(Par Heustache Namunanika Kamira, Expert en Gestion des risques, des catastrophes humanitaires et de communication institutionnelle)
Il suffit de parcourir quelques artères de Kinshasa pour mesurer l’ampleur du défi relatif à l’assainissement. Caniveaux obstrués par des montagnes de déchets, les immondices aux différents marchés débordant sur les voies publiques, dépotoirs sauvages à ciel ouvert, eaux stagnantes, les têtes d’érosions incontrôlées et infrastructures de drainage fortement dégradées : le paysage urbain de la Ville-Province de Kinshasa, la capitale de la RDC témoigne d’une crise profonde de l’assainissement.
Cette situation n’est plus seulement une question de propreté urbaine. Elle constitue désormais un enjeu majeur de santé publique – avec Ebola -, de sécurité humaine et de résilience territoriale.

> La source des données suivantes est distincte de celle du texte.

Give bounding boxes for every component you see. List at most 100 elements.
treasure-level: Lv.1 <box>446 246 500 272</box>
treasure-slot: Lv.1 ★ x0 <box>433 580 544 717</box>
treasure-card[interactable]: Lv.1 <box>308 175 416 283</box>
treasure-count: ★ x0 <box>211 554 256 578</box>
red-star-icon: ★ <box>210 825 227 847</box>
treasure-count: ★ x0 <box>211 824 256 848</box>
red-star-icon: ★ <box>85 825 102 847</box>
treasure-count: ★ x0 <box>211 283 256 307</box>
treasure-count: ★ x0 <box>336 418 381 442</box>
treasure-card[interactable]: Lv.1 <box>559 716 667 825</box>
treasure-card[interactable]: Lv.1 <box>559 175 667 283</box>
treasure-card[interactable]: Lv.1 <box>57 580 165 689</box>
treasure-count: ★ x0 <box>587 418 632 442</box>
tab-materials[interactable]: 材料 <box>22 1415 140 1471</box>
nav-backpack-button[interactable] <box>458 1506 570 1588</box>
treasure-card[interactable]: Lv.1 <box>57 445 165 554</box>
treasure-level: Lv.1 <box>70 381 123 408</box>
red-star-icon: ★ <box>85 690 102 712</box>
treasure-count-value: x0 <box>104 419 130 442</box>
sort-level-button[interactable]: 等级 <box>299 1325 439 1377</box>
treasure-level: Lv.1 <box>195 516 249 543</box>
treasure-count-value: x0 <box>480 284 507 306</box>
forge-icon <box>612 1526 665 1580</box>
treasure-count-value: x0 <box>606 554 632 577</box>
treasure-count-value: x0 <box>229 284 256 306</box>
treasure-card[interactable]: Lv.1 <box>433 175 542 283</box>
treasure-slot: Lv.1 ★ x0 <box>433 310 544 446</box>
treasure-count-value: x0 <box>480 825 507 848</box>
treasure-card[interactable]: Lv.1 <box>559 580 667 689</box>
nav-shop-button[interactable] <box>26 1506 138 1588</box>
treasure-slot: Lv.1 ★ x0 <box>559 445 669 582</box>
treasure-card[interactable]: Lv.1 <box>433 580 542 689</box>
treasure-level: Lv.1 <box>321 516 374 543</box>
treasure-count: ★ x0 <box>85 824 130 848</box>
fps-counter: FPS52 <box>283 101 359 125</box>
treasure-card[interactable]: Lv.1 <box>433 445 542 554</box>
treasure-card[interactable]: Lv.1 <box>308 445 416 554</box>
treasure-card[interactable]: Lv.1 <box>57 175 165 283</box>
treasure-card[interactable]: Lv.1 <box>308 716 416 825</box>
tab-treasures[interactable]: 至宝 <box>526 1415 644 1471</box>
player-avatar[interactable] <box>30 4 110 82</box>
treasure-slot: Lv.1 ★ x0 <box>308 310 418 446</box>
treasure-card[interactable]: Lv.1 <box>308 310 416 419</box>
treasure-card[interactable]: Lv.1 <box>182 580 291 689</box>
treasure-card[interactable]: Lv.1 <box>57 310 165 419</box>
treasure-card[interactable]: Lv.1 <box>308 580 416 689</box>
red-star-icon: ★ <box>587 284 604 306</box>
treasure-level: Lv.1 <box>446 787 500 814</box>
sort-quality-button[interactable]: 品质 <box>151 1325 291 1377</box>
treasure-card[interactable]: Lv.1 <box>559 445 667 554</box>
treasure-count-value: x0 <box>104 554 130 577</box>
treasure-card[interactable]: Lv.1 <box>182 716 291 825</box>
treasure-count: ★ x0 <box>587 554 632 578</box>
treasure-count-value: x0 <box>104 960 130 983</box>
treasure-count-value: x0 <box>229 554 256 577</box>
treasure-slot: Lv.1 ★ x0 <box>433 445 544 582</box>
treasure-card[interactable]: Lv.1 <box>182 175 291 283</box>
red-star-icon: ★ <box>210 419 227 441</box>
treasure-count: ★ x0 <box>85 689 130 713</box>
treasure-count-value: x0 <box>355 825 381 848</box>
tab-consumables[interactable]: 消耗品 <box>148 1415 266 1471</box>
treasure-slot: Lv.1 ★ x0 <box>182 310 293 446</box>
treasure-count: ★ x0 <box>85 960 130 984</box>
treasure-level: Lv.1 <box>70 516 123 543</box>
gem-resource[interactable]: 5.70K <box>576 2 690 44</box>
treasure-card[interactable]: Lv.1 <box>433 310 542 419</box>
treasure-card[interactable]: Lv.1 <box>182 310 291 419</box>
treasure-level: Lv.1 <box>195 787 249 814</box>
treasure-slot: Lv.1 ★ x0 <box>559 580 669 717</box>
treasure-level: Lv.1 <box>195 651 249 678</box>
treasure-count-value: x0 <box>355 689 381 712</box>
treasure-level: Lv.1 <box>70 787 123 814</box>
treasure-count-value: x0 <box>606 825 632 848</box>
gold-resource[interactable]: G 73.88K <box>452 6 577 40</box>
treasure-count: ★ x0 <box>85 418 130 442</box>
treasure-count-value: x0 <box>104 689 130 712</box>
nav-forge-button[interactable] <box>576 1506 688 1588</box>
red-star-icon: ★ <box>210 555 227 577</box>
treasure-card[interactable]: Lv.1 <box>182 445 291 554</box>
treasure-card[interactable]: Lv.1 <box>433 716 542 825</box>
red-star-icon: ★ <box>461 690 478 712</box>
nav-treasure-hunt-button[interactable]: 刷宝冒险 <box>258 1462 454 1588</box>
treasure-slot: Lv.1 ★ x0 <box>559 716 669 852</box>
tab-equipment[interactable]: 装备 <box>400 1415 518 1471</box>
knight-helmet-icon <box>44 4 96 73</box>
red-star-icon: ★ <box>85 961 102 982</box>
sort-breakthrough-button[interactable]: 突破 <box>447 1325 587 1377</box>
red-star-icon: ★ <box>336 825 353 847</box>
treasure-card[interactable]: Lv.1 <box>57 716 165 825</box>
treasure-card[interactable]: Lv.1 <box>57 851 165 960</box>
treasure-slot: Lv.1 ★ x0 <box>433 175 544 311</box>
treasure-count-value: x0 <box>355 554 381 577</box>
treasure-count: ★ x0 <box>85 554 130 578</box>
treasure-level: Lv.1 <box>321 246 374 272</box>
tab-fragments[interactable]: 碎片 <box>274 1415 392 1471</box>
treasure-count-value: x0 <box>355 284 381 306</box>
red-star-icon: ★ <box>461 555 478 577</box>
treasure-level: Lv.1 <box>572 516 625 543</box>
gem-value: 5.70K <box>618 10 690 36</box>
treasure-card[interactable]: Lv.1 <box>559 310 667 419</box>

À chaque épisode pluvieux important, les conséquences sont visibles : inondations, destruction de biens, interruption de la mobilité urbaine, risques sanitaires accrus et vulnérabilité croissante des populations les plus exposées. Dans plusieurs communes de Kinshasa, l’insalubrité est devenue l’un des principaux facteurs aggravants des catastrophes urbaines. Les kinois cohabitent chaque jour avec les moustiques, agents causales du paludisme.
Face à cette réalité, la décision salvatrice du Président de la République, Félix Antoine Tshisekedi Tshilombo de confier au Général-Major Kasongo Kabwik la Coordination d’une vaste opération d’assainissement de la Ville-Province de Kinshasa avec l’appui des forces de défense apparaît comme une mesure ponctuelle, rapide et exceptionnelle répondant à une situation elle-même exceptionnelle.

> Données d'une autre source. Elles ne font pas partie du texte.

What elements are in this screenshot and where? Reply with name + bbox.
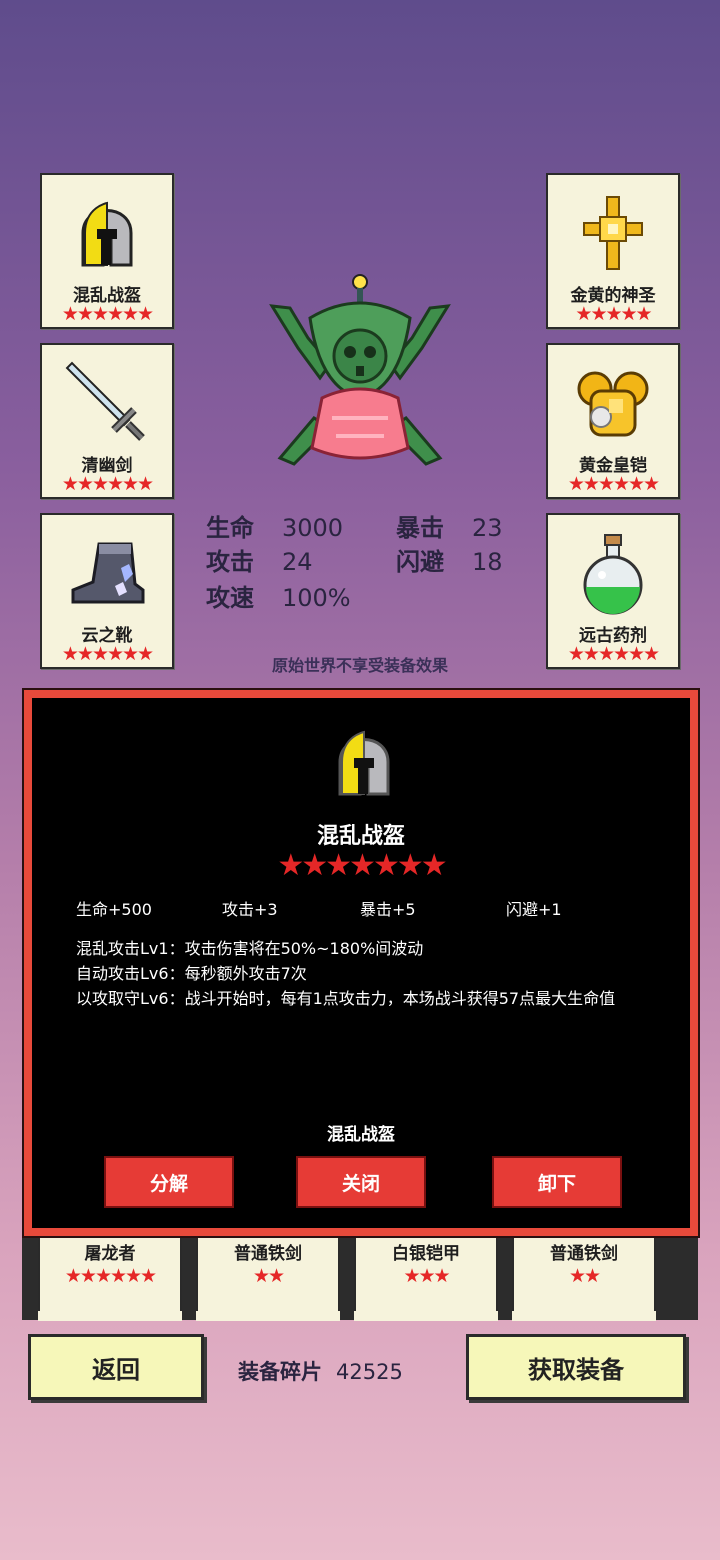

Cette décision traduit une compréhension stratégique de la nature du problème. En effet, les approches contemporaines de réduction des risques de catastrophes considèrent que la prévention constitue la première ligne de défense contre les crises humanitaires. Curer les caniveaux, évacuer les déchets, restaurer les réseaux d’écoulement des eaux et sécuriser les zones vulnérables revient à agir directement sur les causes structurelles des inondations et de nombreuses catastrophes urbaines.
C’est pourquoi, la population kinoise accueille favorablement la nomination du Général-Major Kasongo Kabwik parce qu’elle répond à une attente longtemps exprimée. Les kinois veulent voir des actions concrètes là où, pendant des longues années, les problèmes se sont accumulés jusqu’à devenir un véritable défi de gouvernance urbaine.
L’expérience et la rigueur généralement associées à la gestion opérationnelle militaire peuvent constituer un atout dans la conduite de cette mission. La mobilisation rapide des moyens humains et logistiques est susceptible d’accélérer les interventions sur les points critiques identifiés à travers la capitale.
Cependant, il serait illusoire de croire qu’une opération, aussi ambitieuse soit-elle, suffira à résoudre définitivement le problème. Car, l’assainissement durable de la Ville de Kinshasa exige une approche systémique impliquant les autorités publiques, les communes, les services techniques, le secteur privé, la société civile et les citoyens eux-mêmes.
La ville de Kinshasa paie aujourd’hui plusieurs décennies d’urbanisation rapide, de pression démographique, d’insuffisance des infrastructures et de faiblesse des mécanismes de gestion des déchets. La réponse actuelle doit donc être comprise comme le début d’un processus plus large visant à reconstruire une véritable culture de salubrité urbaine.
La réussite du Général-Major Kasongo Kabwik ne se mesurera pas uniquement au nombre de tonnes de déchets évacuées, de caniveaux à curer, mieux à déboucher, des marchés et dépotoirs à nettoyer et les zones à risque d’inondations à maitriser. Elle sera évaluée à travers l’amélioration durable du cadre de vie et le renforcement de la résilience de Kinshasa face aux aléas climatiques.
Dans une ville de plus de quinze millions d’habitants, l’assainissement n’est pas un luxe. Il est une exigence fondamentale de gouvernance, un impératif de santé publique et une condition essentielle du développement durable.
Cela dit, la capitale de la RDC mérite mieux que l’image d’une métropole étouffée par ses déchets. La mobilisation engagée aujourd’hui ouvre une opportunité historique. Il appartient désormais à tous les acteurs concernés de la transformer en succès durable au bénéfice des générations présentes et futures.